I wonder how much of their weight routines focus on muscle endurance rather than strength?

I remember someone saying they saw Cousins down their gym in his prime and he was banging out sets of at least 30 squats at a time.
 

(Log in to remove this ad.)

1.5 X BW squat. For a single max - that is pretty average.

1.5 BW max for bench is very impressive

I'd guess just by looking at a lot of AFL players that there maxs should be closer to 1-1.1 for Bench and 1.5 -1.7+ for squat

Some of these players have very juicy hamstrings and quads , 150kg squats should be relatively easy for a Jobe Watson, Rockliff, Cloke, Darling type of players with thick legs
 
You did say you were surprised by dangers lack of strength, should of been lack of bench press strength :p. I think you would be surprised at AFL plyers bench press numbers that would be anything special and a lot less than your avg gym rat.

well for starters they don't train bench every mon, wed and fri at 6pm
 
injury prevention is a lot of their gym stuff so sub maximal loading to groove patterns and to basically overload the muscles for what they
ll get in a game from an eccentric contraction point of view...you've also got to take into account they'd get maybe 8 - 12 weeks tops to really hit the wts hard and then you've got to also take into account injuries from the previous season + training experience in the gym...like if they're in their 3rd year but haven't done a pre season yet through injury...

it's a lot different to what we have to contend with
 
1.5 X BW squat. For a single max - that is pretty average.

1.5 BW max for bench is very impressive

I'd guess just by looking at a lot of AFL players that there maxs should be closer to 1-1.1 for Bench and 1.5 -1.7+ for squat

Some of these players have very juicy hamstrings and quads , 150kg squats should be relatively easy for a Jobe Watson, Rockliff, Cloke, Darling type of players with thick legs


Obviously that was a ballpark figure, he said the pointy end do double BW squats.
 
injury prevention is a lot of their gym stuff so sub maximal loading to groove patterns and to basically overload the muscles for what they
ll get in a game from an eccentric contraction point of view...you've also got to take into account they'd get maybe 8 - 12 weeks tops to really hit the wts hard and then you've got to also take into account injuries from the previous season + training experience in the gym...like if they're in their 3rd year but haven't done a pre season yet through injury...

it's a lot different to what we have to contend with

Just found you in an old thread on T-Nation. Classic.
 
I wonder how much of their weight routines focus on muscle endurance rather than strength?

I remember someone saying they saw Cousins down their gym in his prime and he was banging out sets of at least 30 squats at a time.

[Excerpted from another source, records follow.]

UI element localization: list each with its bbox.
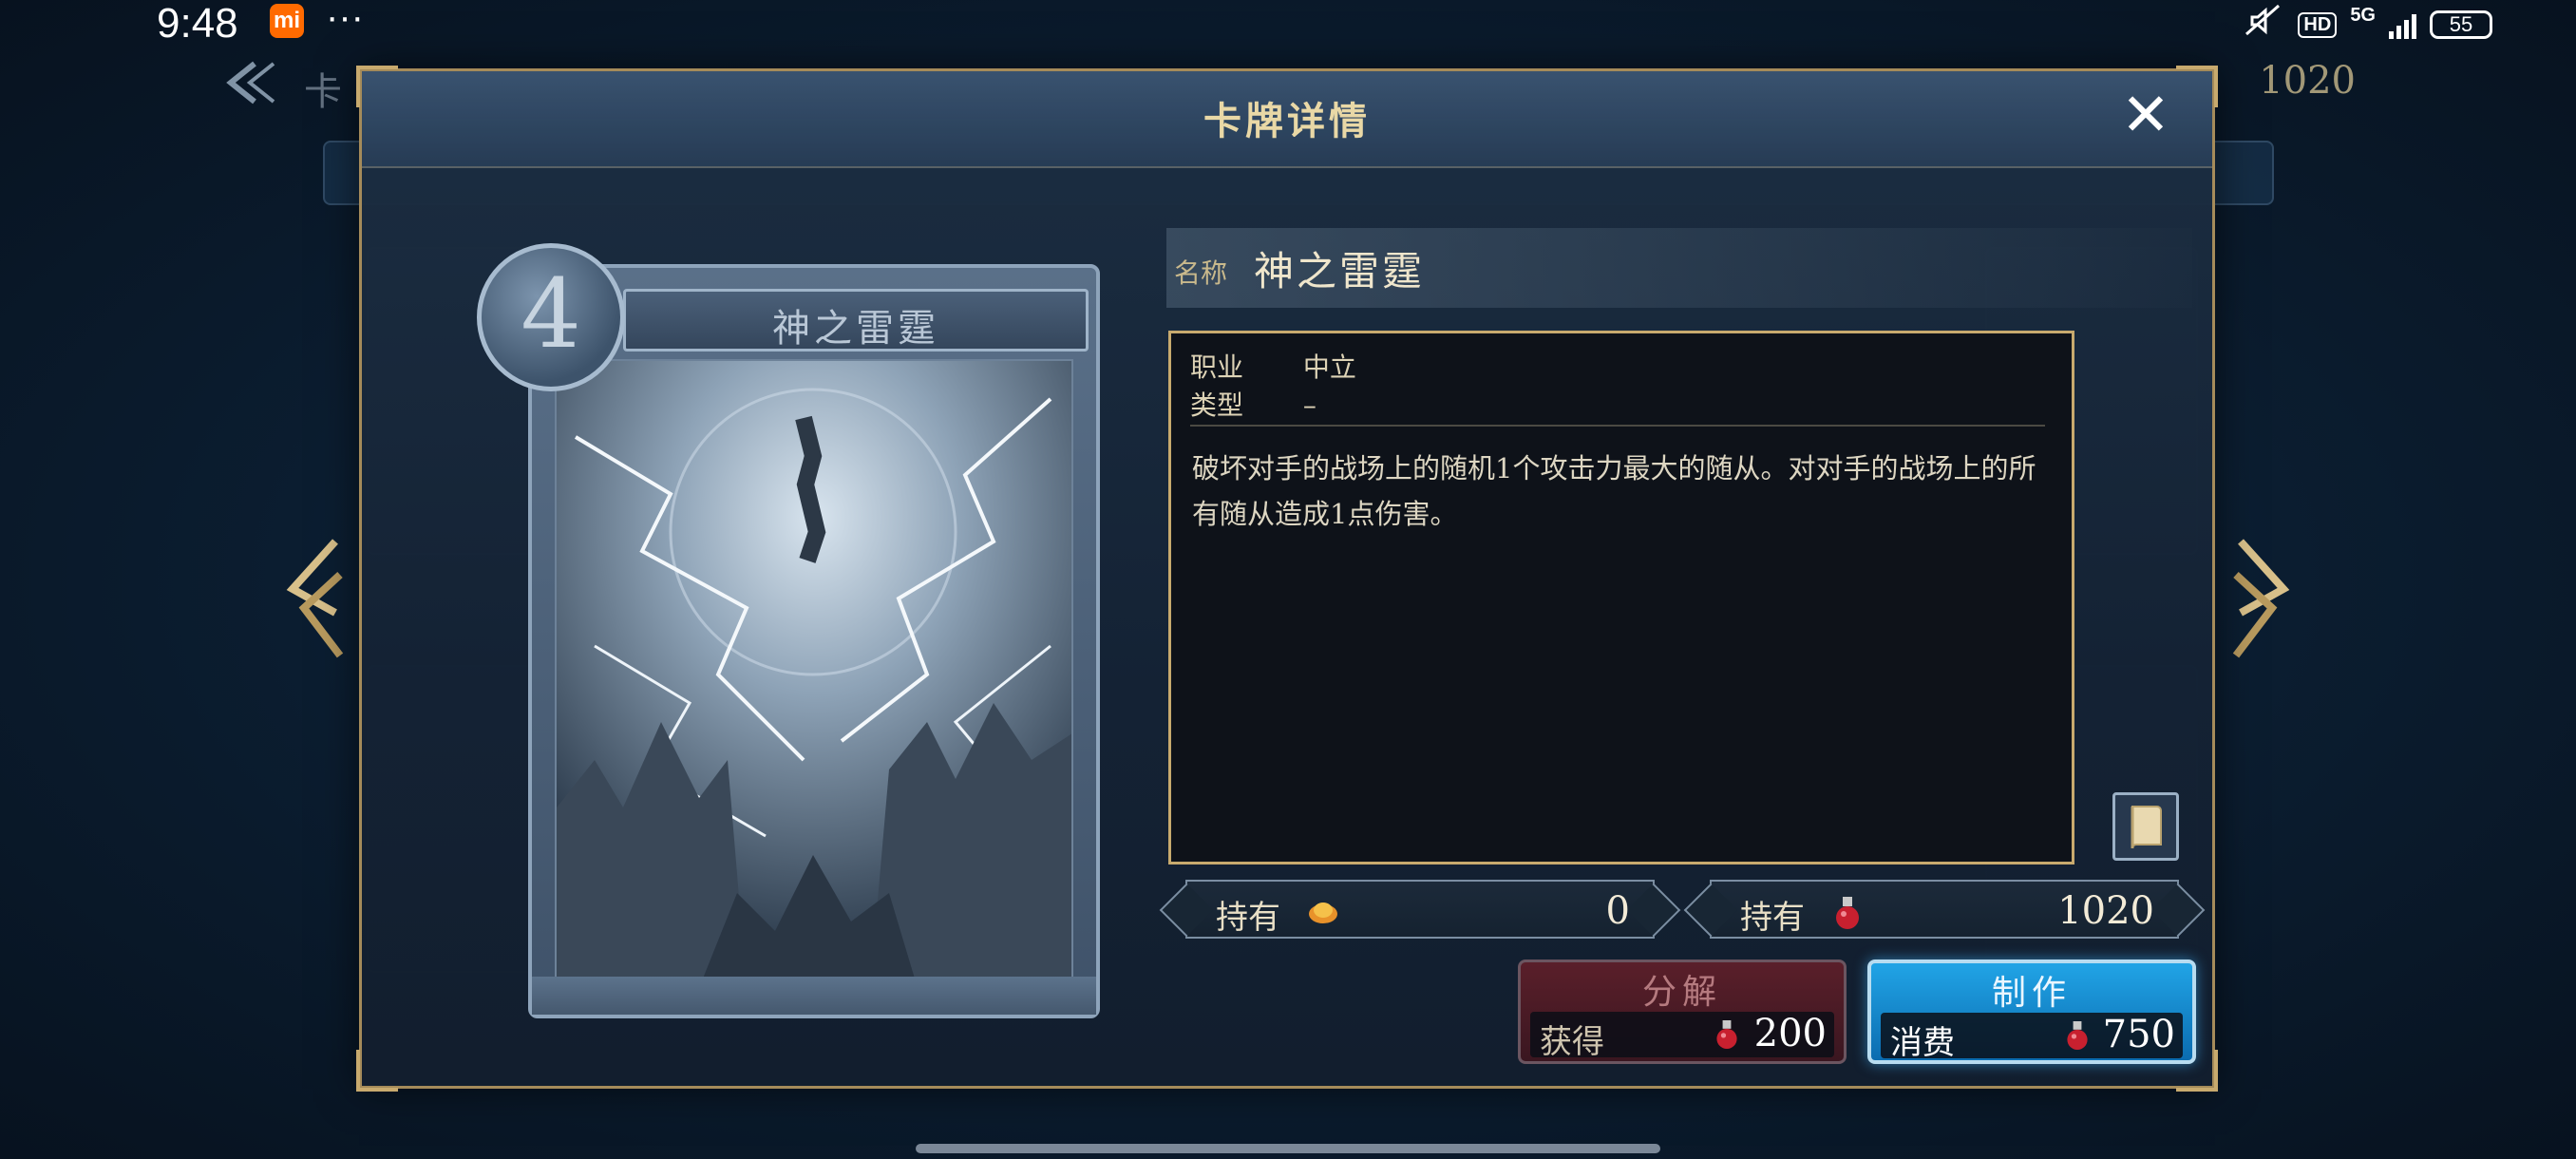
background-currency: 1020 — [2259, 59, 2356, 103]
owned-label: 持有 — [1216, 899, 1280, 937]
owned-label: 持有 — [1740, 899, 1805, 937]
card-orb-icon — [1307, 895, 1339, 931]
status-bar: 9:48 mi ··· HD 5G 55 — [0, 0, 2576, 47]
network-type: 5G — [2350, 4, 2376, 26]
craft-title: 制作 — [1991, 974, 2072, 1013]
dialog-title: 卡牌详情 — [1203, 99, 1371, 143]
background-title: 卡 — [304, 70, 342, 114]
type-label: 类型 — [1190, 390, 1244, 421]
mute-icon — [2243, 4, 2284, 46]
mana-cost: 4 — [521, 258, 581, 370]
back-arrow-icon[interactable] — [217, 59, 283, 106]
disenchant-title: 分解 — [1641, 973, 1722, 1012]
card-name-row: 名称 神之雷霆 — [1166, 228, 2192, 308]
disenchant-reward: 获得 200 — [1530, 1012, 1834, 1061]
hd-icon: HD — [2298, 11, 2338, 38]
disenchant-sub-label: 获得 — [1540, 1023, 1604, 1061]
craft-cost: 消费 750 — [1881, 1013, 2183, 1062]
dialog-header: 卡牌详情 ✕ — [362, 71, 2212, 168]
card-preview: 神之雷霆 — [528, 264, 1100, 1018]
disenchant-button[interactable]: 分解 获得 200 — [1518, 960, 1847, 1064]
red-vial-icon — [1713, 1017, 1741, 1055]
divider — [1190, 425, 2045, 427]
type-value: – — [1302, 390, 1316, 421]
previous-card-arrow-icon[interactable] — [283, 532, 350, 665]
battery-icon: 55 — [2430, 10, 2492, 39]
card-frame-bottom — [532, 977, 1096, 1015]
home-indicator[interactable] — [916, 1144, 1660, 1153]
owned-vial-value: 1020 — [2057, 889, 2154, 933]
signal-icon — [2389, 10, 2416, 39]
card-lore-book-icon[interactable] — [2112, 792, 2179, 861]
next-card-arrow-icon[interactable] — [2226, 532, 2293, 665]
mi-app-icon: mi — [270, 4, 304, 38]
class-row: 职业 中立 — [1190, 347, 1356, 385]
craft-button[interactable]: 制作 消费 750 — [1867, 960, 2196, 1064]
card-name-banner: 神之雷霆 — [623, 289, 1089, 352]
clock: 9:48 — [157, 0, 238, 47]
status-icons: HD 5G 55 — [2243, 4, 2492, 46]
card-artwork — [555, 359, 1073, 986]
owned-card-count: 持有 0 — [1185, 880, 1655, 939]
red-vial-icon — [2063, 1018, 2092, 1056]
class-value: 中立 — [1302, 352, 1356, 383]
card-name: 神之雷霆 — [772, 307, 939, 351]
name-label: 名称 — [1174, 257, 1228, 289]
close-button[interactable]: ✕ — [2117, 86, 2174, 145]
owned-vial-count: 持有 1020 — [1710, 880, 2179, 939]
mana-cost-gem: 4 — [477, 243, 625, 391]
craft-sub-label: 消费 — [1890, 1024, 1955, 1062]
type-row: 类型 – — [1190, 385, 1316, 423]
disenchant-value: 200 — [1753, 1012, 1827, 1055]
red-vial-icon — [1831, 895, 1864, 935]
card-description-panel: 职业 中立 类型 – 破坏对手的战场上的随机1个攻击力最大的随从。对对手的战场上… — [1168, 331, 2074, 864]
class-label: 职业 — [1190, 352, 1244, 383]
more-notifications-icon: ··· — [326, 0, 364, 38]
craft-value: 750 — [2102, 1013, 2175, 1056]
card-description: 破坏对手的战场上的随机1个攻击力最大的随从。对对手的战场上的所有随从造成1点伤害… — [1192, 452, 2036, 530]
corner-ornament — [356, 1050, 398, 1092]
name-value: 神之雷霆 — [1254, 248, 1426, 294]
owned-card-value: 0 — [1605, 889, 1630, 933]
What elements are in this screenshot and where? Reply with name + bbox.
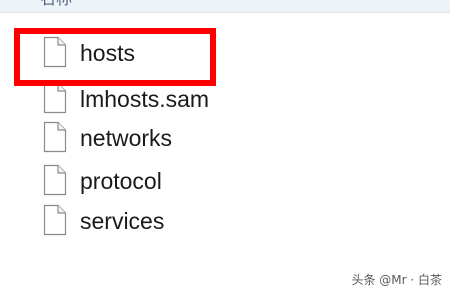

For things such as squats there would be minimal strength endurance, especially not 30 reps. I'd think with some hamstring exercises as well as injury prevention stuff there would be higher reps but that's about it.
 
Has anyone had any experience with enhancing? I know this is a touchy subject for most.. just curious if anyone on here has actually jumped on a 'cycle' as they say...
 
Not looking for info just curious if people on this forum have used or not ....

In that case, no I haven't. I'm not 100% against the idea, but I don't think it will ever be worth it for me because I've never had enough consistency, commitment to diet or a solid training partner.

For it to be warranted, you have to be doing everything else at an elite level and not be competing in anything other than bodybuilding(I mean that in a moral/ethical sporting sense). Neither of which are me.